2014-08-05 Thread Junio C Hamano
Sergey Organov sorga...@gmail.com writes:

 Previous description implicitly favored 'true' value for pull.rebase
 and pull.branch.rebase options,

I do not share that impression.  It is true that 'true' is described
first before 'preserve', which can be argued that it is being
implicitly favoured, but we have to pick one over the other when
describing two things, so I do not see it as a strong preference.

 when for some workflows 'preserve'
 is the right choice, and for others it hardly makes any difference.
 Therefore, 'preserve' should be preferred in general, unless the user
 knows exactly what she is doing.

I doubt we saw any such conclusion in the recent thread that
discussed this, other than your repeating that statement---and I've
learned to tell repeated voices and chorus apart over time ;-).
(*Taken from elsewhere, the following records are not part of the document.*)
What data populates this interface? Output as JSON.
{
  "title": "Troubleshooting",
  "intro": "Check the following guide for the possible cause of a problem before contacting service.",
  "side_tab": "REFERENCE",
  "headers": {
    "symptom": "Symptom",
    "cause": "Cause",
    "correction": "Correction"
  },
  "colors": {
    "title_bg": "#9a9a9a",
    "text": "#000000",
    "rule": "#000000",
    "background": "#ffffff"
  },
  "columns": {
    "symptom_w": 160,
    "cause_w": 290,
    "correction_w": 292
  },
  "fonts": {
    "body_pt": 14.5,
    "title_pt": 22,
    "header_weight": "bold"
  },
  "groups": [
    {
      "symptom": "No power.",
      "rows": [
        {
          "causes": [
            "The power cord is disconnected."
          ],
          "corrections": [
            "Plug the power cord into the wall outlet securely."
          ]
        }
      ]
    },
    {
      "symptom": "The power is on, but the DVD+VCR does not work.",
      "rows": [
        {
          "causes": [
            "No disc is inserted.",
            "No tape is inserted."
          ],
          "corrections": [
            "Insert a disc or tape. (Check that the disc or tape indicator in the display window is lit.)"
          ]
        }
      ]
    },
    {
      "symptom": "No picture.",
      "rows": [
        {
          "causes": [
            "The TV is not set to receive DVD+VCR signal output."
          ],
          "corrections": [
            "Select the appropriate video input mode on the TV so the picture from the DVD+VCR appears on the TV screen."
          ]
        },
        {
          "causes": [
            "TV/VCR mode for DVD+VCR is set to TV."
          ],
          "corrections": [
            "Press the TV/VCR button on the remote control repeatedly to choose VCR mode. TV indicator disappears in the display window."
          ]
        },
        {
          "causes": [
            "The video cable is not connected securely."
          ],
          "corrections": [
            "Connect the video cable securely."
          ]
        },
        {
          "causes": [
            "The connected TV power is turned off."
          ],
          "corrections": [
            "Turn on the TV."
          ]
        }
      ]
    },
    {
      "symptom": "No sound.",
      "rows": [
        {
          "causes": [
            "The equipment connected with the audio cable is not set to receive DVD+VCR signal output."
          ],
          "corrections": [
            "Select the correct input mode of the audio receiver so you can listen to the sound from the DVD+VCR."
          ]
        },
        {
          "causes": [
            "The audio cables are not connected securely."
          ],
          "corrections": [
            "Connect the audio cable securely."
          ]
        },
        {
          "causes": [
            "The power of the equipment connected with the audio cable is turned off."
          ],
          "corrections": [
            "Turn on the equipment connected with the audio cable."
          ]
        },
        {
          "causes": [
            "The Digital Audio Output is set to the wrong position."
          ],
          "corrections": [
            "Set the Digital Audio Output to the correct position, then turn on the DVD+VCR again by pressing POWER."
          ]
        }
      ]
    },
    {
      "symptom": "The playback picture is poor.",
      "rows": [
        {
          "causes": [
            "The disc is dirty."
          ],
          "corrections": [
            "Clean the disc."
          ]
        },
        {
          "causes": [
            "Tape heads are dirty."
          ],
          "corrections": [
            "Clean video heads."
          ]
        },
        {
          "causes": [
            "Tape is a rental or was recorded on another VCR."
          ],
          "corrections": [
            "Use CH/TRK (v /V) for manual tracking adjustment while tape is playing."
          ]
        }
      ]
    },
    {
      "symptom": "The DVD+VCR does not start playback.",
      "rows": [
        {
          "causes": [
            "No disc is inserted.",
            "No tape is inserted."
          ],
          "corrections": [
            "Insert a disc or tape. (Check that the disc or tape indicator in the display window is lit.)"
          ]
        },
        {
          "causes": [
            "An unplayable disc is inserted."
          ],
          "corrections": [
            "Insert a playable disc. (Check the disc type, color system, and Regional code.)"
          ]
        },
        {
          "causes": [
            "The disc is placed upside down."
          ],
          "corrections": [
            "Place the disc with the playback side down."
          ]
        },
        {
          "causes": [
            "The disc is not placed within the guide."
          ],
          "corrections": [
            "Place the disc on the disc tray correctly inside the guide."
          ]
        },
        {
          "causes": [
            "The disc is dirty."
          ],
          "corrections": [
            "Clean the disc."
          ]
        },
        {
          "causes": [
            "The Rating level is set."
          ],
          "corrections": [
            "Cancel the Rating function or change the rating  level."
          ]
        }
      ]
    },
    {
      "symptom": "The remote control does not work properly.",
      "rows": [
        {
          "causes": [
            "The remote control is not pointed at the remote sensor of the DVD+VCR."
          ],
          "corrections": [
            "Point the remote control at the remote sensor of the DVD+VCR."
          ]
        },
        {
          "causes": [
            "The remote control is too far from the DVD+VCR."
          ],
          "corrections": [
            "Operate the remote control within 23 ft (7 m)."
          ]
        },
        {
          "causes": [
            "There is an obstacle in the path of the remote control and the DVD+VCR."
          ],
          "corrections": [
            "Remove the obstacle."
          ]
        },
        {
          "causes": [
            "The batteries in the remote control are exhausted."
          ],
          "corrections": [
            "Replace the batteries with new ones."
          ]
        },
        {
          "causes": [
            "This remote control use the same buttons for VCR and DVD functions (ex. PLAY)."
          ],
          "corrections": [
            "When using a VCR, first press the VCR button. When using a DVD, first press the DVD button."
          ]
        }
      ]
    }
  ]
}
One approach is more suitable for some workflows while being
inappropriate for others and that goes for both variants.  A
downside of flattening is that it gives a wrong result when the user
wants to keep merges.  Two downsides of preserving are that it gives
a wrong result when the user wants to flatten, and it tends to be
slower.

During that discussion, you seemed to assume that those who want a
flattened end result would never merge locally; I do not think that
is true.  Having your own merges on a branch that you would want to
rebase to flatten is not unusual.

You may employ a workflow to build on separate topic branches while
developing, merge the topics among them that are ready into your
local 'master' to be used personally, and after using it from your
local 'master' for a while to make sure it is solid, you may decide
to make it final by publishing it to the outside world, and at that
point you would want to flatten the history on top of the latest
upstream before pushing.  That's not anything advanced that takes 
the user knows exactly what she is doing.